Student Loans and Affordability

College affordability is another top issue, with the average tuition at a public four-year college up 141 percent over the last 20 years, according to the Education Data Initiative. The Biden-Harris administration’s promises and attempts to forgive student loan borrowers have made matters worse, critics said.

"For four years, Secretary Cardona has tried to stretch existing law to a breaking point in order to make good on the Biden-Harris administration’s far left wish list," said Rep. Virginia Foxx (R., N.C.), the House Committee on Education and the Workforce chair. "The most obvious example of this is the student loan schemes. Despite the courts repeatedly confirming that their moves are illegal, they’ve tried every trick under the sun to force taxpayers to foot the bill for others’ debt."

When the Supreme Court blocked President Joe Biden’s effort to cancel $430 billion in student loan debt in 2023, Biden promised to find other paths forward. So far, he has forgiven more than $175 billion for some 4.8 million Americans. And while the Trump administration paused loan payments at the outset of the COVID-19 pandemic, Biden extended the suspension until October 2023—years after the country stabilized.

Economists have argued that any forgiveness scheme exacerbates the affordability problem by incentivizing schools to raise tuition. Those schemes can also provide perverse incentives for future undergraduates, encouraging them to delay loan repayment in anticipation of eventual forgiveness that might never come.

Instead, McMahon could overhaul how the Education Department scrutinizes the quality of college programs. Basing federal funding on benchmarks like an average graduate’s first-year earnings—rather than factors like curricula—would make it easier for new colleges with innovative approaches to enter the market, the Manhattan Institute argues. The increased competition would drive tuition costs down.

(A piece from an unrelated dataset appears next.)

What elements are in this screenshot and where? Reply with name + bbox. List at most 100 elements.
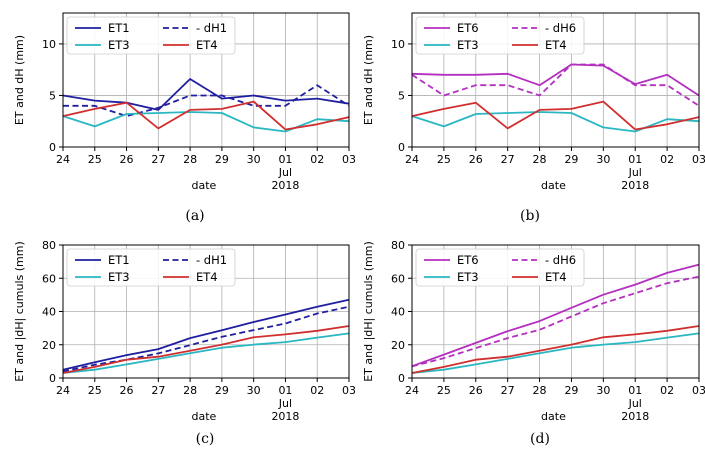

McMahon could also target public universities’ bloated DEI bureaucracies that cost millions of dollars annually. A New York Times Magazine investigation published in October found that the University of Michigan’s DEI program, one of the most expansive in the country, cost more than a quarter-billion dollars over the last 10 years, with more than half being spent on staff salaries and benefits. The school’s board of regents is now considering a major overhaul of the DEI program’s budget.